We focus on transforming the input graph into a computation graph which contains both proximity and structural information.
We show that adaptively choosing between structure and proximity leads to improved performance under diverse mixing.
- Score: 19.346133577539394
- License: http://creativecommons.org/licenses/by/4.0/
- Abstract: Graph neural networks (GNNs) have achieved tremendous success on multiple
graph-based learning tasks by fusing network structure and node features.
Modern GNN models are built upon iterative aggregation of neighbor's/proximity
features by message passing. Its prediction performance has been shown to be
strongly bounded by assortative mixing in the graph, a key property wherein
nodes with similar attributes mix/connect with each other. We observe that real
world networks exhibit heterogeneous or diverse mixing patterns and the
conventional global measurement of assortativity, such as global assortativity
coefficient, may not be a representative statistic in quantifying this mixing.

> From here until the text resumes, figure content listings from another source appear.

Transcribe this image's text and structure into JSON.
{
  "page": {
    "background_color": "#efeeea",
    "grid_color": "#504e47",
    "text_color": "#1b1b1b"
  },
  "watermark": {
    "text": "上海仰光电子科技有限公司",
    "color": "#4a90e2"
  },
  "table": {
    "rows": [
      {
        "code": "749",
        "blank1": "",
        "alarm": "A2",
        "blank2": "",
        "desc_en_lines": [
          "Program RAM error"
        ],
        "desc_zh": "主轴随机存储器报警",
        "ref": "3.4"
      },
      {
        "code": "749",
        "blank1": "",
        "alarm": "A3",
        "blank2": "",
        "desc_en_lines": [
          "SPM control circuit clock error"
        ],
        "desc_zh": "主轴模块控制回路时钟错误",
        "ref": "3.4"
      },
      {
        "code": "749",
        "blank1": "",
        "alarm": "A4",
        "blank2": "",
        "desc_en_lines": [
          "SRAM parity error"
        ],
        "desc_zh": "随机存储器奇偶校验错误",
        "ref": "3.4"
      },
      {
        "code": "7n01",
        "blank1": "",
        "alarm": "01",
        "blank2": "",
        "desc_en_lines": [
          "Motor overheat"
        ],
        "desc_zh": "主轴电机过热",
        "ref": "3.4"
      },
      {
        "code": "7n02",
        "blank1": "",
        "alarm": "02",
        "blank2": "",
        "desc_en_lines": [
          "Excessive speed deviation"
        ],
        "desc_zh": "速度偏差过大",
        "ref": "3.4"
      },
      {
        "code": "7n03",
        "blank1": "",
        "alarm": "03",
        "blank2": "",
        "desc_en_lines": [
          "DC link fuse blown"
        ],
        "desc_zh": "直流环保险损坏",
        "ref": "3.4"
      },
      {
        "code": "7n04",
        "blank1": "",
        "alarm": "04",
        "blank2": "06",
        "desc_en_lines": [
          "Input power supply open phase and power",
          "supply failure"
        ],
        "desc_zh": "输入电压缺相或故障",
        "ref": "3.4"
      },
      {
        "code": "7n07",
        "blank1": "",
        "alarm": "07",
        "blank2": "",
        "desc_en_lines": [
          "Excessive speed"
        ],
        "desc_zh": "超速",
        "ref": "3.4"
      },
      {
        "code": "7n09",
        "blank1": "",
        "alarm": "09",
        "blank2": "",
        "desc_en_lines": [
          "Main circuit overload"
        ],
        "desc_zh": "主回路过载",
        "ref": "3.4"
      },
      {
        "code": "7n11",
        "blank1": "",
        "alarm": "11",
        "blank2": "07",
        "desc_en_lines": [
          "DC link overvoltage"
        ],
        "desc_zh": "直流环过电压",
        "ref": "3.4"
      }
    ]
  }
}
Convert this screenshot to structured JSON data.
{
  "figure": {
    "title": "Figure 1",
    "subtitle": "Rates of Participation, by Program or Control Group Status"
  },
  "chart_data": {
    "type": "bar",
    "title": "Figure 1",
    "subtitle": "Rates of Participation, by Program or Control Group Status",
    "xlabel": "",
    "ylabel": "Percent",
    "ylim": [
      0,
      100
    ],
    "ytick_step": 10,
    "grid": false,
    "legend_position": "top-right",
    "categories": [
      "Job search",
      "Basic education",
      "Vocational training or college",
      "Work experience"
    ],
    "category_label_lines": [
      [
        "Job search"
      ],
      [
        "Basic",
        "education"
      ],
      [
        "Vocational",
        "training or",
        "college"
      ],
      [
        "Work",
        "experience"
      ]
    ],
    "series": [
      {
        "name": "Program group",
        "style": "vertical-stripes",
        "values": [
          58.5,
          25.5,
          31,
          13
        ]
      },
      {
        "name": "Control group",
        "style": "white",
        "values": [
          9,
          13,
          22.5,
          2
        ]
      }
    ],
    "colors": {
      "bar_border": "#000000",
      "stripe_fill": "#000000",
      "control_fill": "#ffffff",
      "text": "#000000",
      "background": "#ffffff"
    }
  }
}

We adopt a generalized concept, node-level assortativity, one that is based at
the node level to better represent the diverse patterns and accurately quantify
the learnability of GNNs. We find that the prediction performance of a wide
range of GNN models is highly correlated with the node level assortativity. To
break this limit, in this work, we focus on transforming the input graph into a
computation graph which contains both proximity and structural information as
distinct type of edges. The resulted multi-relational graph has an enhanced
level of assortativity and, more importantly, preserves rich information from
the original graph. We then propose to run GNNs on this computation graph and
show that adaptively choosing between structure and proximity leads to improved
performance under diverse mixing. Empirically, we show the benefits of adopting
our transformation framework for semi-supervised node classification task on a
variety of real world graph learning benchmarks.